Saturday, December 06, 2003

Christmas treats

About a year ago, a female friend of mine mentioned in some context that she had never eaten oysters. I promised her that I would buy her some oysters some time. In Australia, you can buy a dozen fresh oysters inexpensively from any supermarket, but in Britain it is somewhat harder. There are one or two posh oyster bars in various places, and there are no doubt fancy fish shops that sell them, but they are not a common foodstuff. Having mentioned this a couple of times in the last year, I finally decided that I would take her to the Oyster and Champagne bar in Selfridges (the old posh Victorian London department store which is not Harrods) as a Christmas treat. So, we went there at lunchtime yesterday.

I was thinking that we would get a dozen oysters to share and a glass of champagne each, but despite my friend's curiousity she thought that oysters looked kind of gooey, and that we should have just a few and something else as well. (If she had eaten one oyster and not liked it, I would have eaten the other eleven with no difficulty, but that perhaps wouldn't have ended up being consistent with the fact that I was treating her). So we ended up having a seafood platter for two, with some lobster, smoked Scottish wild salmon, crab, prawns etc.

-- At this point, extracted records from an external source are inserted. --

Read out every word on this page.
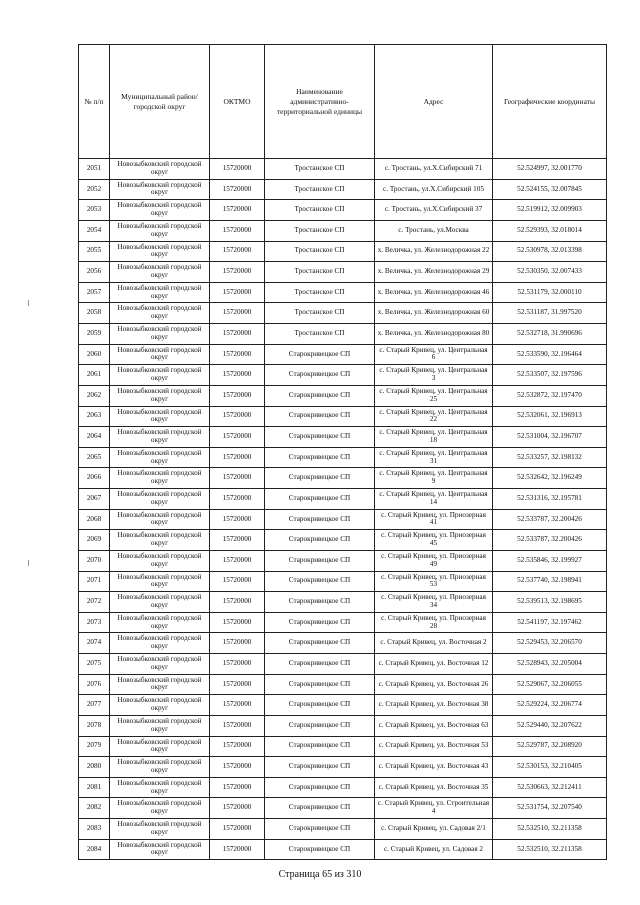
№ п/п	Муниципальный район/городской округ	ОКТМО	Наименование административно-территориальной единицы	Адрес	Географические координаты
2051	Новозыбковский городской округ	15720000	Тростанское СП	с. Тростань, ул.Х.Сибирский 71	52.524997, 32.001770
2052	Новозыбковский городской округ	15720000	Тростанское СП	с. Тростань, ул.Х.Сибирский 105	52.524155, 32.007845
2053	Новозыбковский городской округ	15720000	Тростанское СП	с. Тростань, ул.Х.Сибирский 37	52.519912, 32.009903
2054	Новозыбковский городской округ	15720000	Тростанское СП	с. Тростань, ул.Москва	52.529393, 32.018014
2055	Новозыбковский городской округ	15720000	Тростанское СП	х. Величка, ул. Железнодорожная 22	52.530978, 32.013398
2056	Новозыбковский городской округ	15720000	Тростанское СП	х. Величка, ул. Железнодорожная 29	52.530350, 32.007433
2057	Новозыбковский городской округ	15720000	Тростанское СП	х. Величка, ул. Железнодорожная 46	52.531179, 32.000110
2058	Новозыбковский городской округ	15720000	Тростанское СП	х. Величка, ул. Железнодорожная 60	52.531187, 31.997520
2059	Новозыбковский городской округ	15720000	Тростанское СП	х. Величка, ул. Железнодорожная 80	52.532718, 31.990696
2060	Новозыбковский городской округ	15720000	Старокривецкое СП	с. Старый Кривец, ул. Центральная 6	52.533590, 32.196464
2061	Новозыбковский городской округ	15720000	Старокривецкое СП	с. Старый Кривец, ул. Центральная 3	52.533507, 32.197596
2062	Новозыбковский городской округ	15720000	Старокривецкое СП	с. Старый Кривец, ул. Центральная 25	52.532872, 32.197470
2063	Новозыбковский городской округ	15720000	Старокривецкое СП	с. Старый Кривец, ул. Центральная 22	52.532061, 32.196913
2064	Новозыбковский городской округ	15720000	Старокривецкое СП	с. Старый Кривец, ул. Центральная 18	52.531004, 32.196707
2065	Новозыбковский городской округ	15720000	Старокривецкое СП	с. Старый Кривец, ул. Центральная 31	52.533257, 32.198132
2066	Новозыбковский городской округ	15720000	Старокривецкое СП	с. Старый Кривец, ул. Центральная 9	52.532642, 32.196249
2067	Новозыбковский городской округ	15720000	Старокривецкое СП	с. Старый Кривец, ул. Центральная 14	52.531316, 32.195781
2068	Новозыбковский городской округ	15720000	Старокривецкое СП	с. Старый Кривец, ул. Приозерная 41	52.533787, 32.200426
2069	Новозыбковский городской округ	15720000	Старокривецкое СП	с. Старый Кривец, ул. Приозерная 45	52.533787, 32.200426
2070	Новозыбковский городской округ	15720000	Старокривецкое СП	с. Старый Кривец, ул. Приозерная 49	52.535846, 32.199927
2071	Новозыбковский городской округ	15720000	Старокривецкое СП	с. Старый Кривец, ул. Приозерная 53	52.537740, 32.198941
2072	Новозыбковский городской округ	15720000	Старокривецкое СП	с. Старый Кривец, ул. Приозерная 34	52.539513, 32.198695
2073	Новозыбковский городской округ	15720000	Старокривецкое СП	с. Старый Кривец, ул. Приозерная 28	52.541197, 32.197462
2074	Новозыбковский городской округ	15720000	Старокривецкое СП	с. Старый Кривец, ул. Восточная 2	52.529453, 32.206570
2075	Новозыбковский городской округ	15720000	Старокривецкое СП	с. Старый Кривец, ул. Восточная 12	52.528943, 32.205004
2076	Новозыбковский городской округ	15720000	Старокривецкое СП	с. Старый Кривец, ул. Восточная 26	52.529067, 32.206055
2077	Новозыбковский городской округ	15720000	Старокривецкое СП	с. Старый Кривец, ул. Восточная 38	52.529224, 32.206774
2078	Новозыбковский городской округ	15720000	Старокривецкое СП	с. Старый Кривец, ул. Восточная 63	52.529440, 32.207622
2079	Новозыбковский городской округ	15720000	Старокривецкое СП	с. Старый Кривец, ул. Восточная 53	52.529787, 32.208920
2080	Новозыбковский городской округ	15720000	Старокривецкое СП	с. Старый Кривец, ул. Восточная 43	52.530153, 32.210405
2081	Новозыбковский городской округ	15720000	Старокривецкое СП	с. Старый Кривец, ул. Восточная 35	52.530663, 32.212411
2082	Новозыбковский городской округ	15720000	Старокривецкое СП	с. Старый Кривец, ул. Строительная 4	52.531754, 32.207540
2083	Новозыбковский городской округ	15720000	Старокривецкое СП	с. Старый Кривец, ул. Садовая 2/1	52.532510, 32.211358
2084	Новозыбковский городской округ	15720000	Старокривецкое СП	с. Старый Кривец, ул. Садовая 2	52.532510, 32.211358
Страница 65 из 310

It is kind of weird to be eating this sort of thing in London, because here it is kind of exotic. (In Sydney I recall on one or two occasions getting a taxi with several colleagues from the office to the Sydney fish market, eating prawns and oysters and tuna and you know what for a Friday afternoon lunch, and then getting a taxi back to the office and (at least theoretically) getting some more work done. And it didn't even cost much).

And of course we had a slightly stroppy Frenchman serving us. This was a necessary part of the experience, somehow.